Sometimes x gets a special friend above it, an exponent, which makes Y so much more than it is, and non-linear. And then we’re taught to optimize for Y, given some constraint imposed on m. I’m always curious as to why people think they can introduce more Y’s into the equation, as though that somehow they can evade the constraints placed on m. If you don’t like what the equation is predicting about the future, change what’s to the right of Y.

Optimism springs from the infinity to the right of the b. I really like to imagine is what’s beyond the b. What about z? Doesn’t z get to come and play? And t? What of time? And all the other variables we assign a special m and a special x? And what about all our operator friends? The subtraction operator. The divisor. Maybe even the root? What else could Y become? Could it become a system of equations? What’s out there that explains Y, and could Y become something much more?

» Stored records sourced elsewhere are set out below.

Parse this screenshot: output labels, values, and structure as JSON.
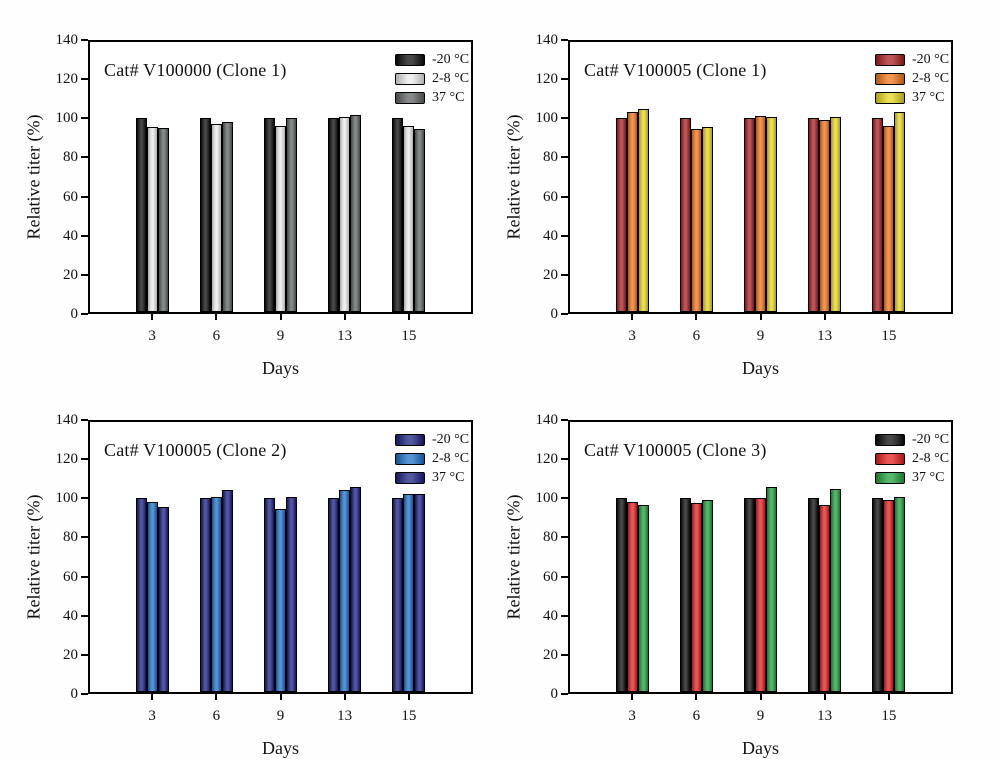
{
  "figure": {
    "background": "#fefefe",
    "frame_color": "#000000",
    "description_note": "Four grouped bar charts of relative titer stability"
  },
  "chart_data": [
    {
      "type": "bar",
      "title": "Cat# V100000 (Clone 1)",
      "xlabel": "Days",
      "ylabel": "Relative titer (%)",
      "ylim": [
        0,
        140
      ],
      "yticks": [
        0,
        20,
        40,
        60,
        80,
        100,
        120,
        140
      ],
      "categories": [
        "3",
        "6",
        "9",
        "13",
        "15"
      ],
      "grid": false,
      "legend_position": "top-right-inside",
      "series": [
        {
          "name": "-20 °C",
          "color": "#0b0b0b",
          "values": [
            100,
            100,
            100,
            100,
            100
          ]
        },
        {
          "name": "2-8 °C",
          "color": "#e9e9e9",
          "values": [
            95,
            97,
            95.5,
            100.5,
            95.5
          ]
        },
        {
          "name": "37 °C",
          "color": "#5d6262",
          "values": [
            94.5,
            98,
            100,
            101.5,
            94
          ]
        }
      ]
    },
    {
      "type": "bar",
      "title": "Cat# V100005 (Clone 1)",
      "xlabel": "Days",
      "ylabel": "Relative titer (%)",
      "ylim": [
        0,
        140
      ],
      "yticks": [
        0,
        20,
        40,
        60,
        80,
        100,
        120,
        140
      ],
      "categories": [
        "3",
        "6",
        "9",
        "13",
        "15"
      ],
      "grid": false,
      "legend_position": "top-right-inside",
      "series": [
        {
          "name": "-20 °C",
          "color": "#a81d20",
          "values": [
            100,
            100,
            100,
            100,
            100
          ]
        },
        {
          "name": "2-8 °C",
          "color": "#ee7418",
          "values": [
            103,
            94,
            101,
            99,
            95.5
          ]
        },
        {
          "name": "37 °C",
          "color": "#e2d31d",
          "values": [
            104.5,
            95,
            100.5,
            100.5,
            103
          ]
        }
      ]
    },
    {
      "type": "bar",
      "title": "Cat# V100005 (Clone 2)",
      "xlabel": "Days",
      "ylabel": "Relative titer (%)",
      "ylim": [
        0,
        140
      ],
      "yticks": [
        0,
        20,
        40,
        60,
        80,
        100,
        120,
        140
      ],
      "categories": [
        "3",
        "6",
        "9",
        "13",
        "15"
      ],
      "grid": false,
      "legend_position": "top-right-inside",
      "series": [
        {
          "name": "-20 °C",
          "color": "#1a1d78",
          "values": [
            100,
            100,
            100,
            100,
            100
          ]
        },
        {
          "name": "2-8 °C",
          "color": "#1e6fc4",
          "values": [
            98,
            100.5,
            94,
            104,
            102
          ]
        },
        {
          "name": "37 °C",
          "color": "#181f80",
          "values": [
            95,
            104,
            100.5,
            105.5,
            102
          ]
        }
      ]
    },
    {
      "type": "bar",
      "title": "Cat# V100005 (Clone 3)",
      "xlabel": "Days",
      "ylabel": "Relative titer (%)",
      "ylim": [
        0,
        140
      ],
      "yticks": [
        0,
        20,
        40,
        60,
        80,
        100,
        120,
        140
      ],
      "categories": [
        "3",
        "6",
        "9",
        "13",
        "15"
      ],
      "grid": false,
      "legend_position": "top-right-inside",
      "series": [
        {
          "name": "-20 °C",
          "color": "#0b0b0b",
          "values": [
            100,
            100,
            100,
            100,
            100
          ]
        },
        {
          "name": "2-8 °C",
          "color": "#e31e1e",
          "values": [
            98,
            97.5,
            100,
            96.5,
            99
          ]
        },
        {
          "name": "37 °C",
          "color": "#1e9e3a",
          "values": [
            96.5,
            99,
            105.5,
            104.5,
            100.5
          ]
        }
      ]
    }
  ]
}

Simulation, as a tool, offers those who dare the experience of imagining more outcomes and more what if’s. Moreover, it offers a pathway for narrow machine intelligence to help you think wider and explore further. The bridge between the two worlds is you. And you should be aware of it as you’re exploring a space. A narrow machine intelligence can be trained to understand the Bellman Equation, and how to satisfy it. And your preferences are trained using it all the time. No, really. You’re often subject to it.

Ever notice how sometimes a sales person will show you things that you don’t like, or things that are outside of your price range, to start? They’re really just executing a Bellman search. They may not be aware that that is what it’s called. But nature has taught them that if they want to make a sale, they have to execute such an algorithm.

Simulation can help us understand what we want by showing us what we don’t want. It can teach us the consequences or benefits of choice. If you price your ego at zero, the cost of failure within a simulation is zero. What narrow machine intelligence enables is a strengthening of the tool.

Which is why I argue that for those who take a stance of continuous improvement and risk management, choosing simulation as a tool is a good course of action. It can prepare your mind to be open to more possibilities.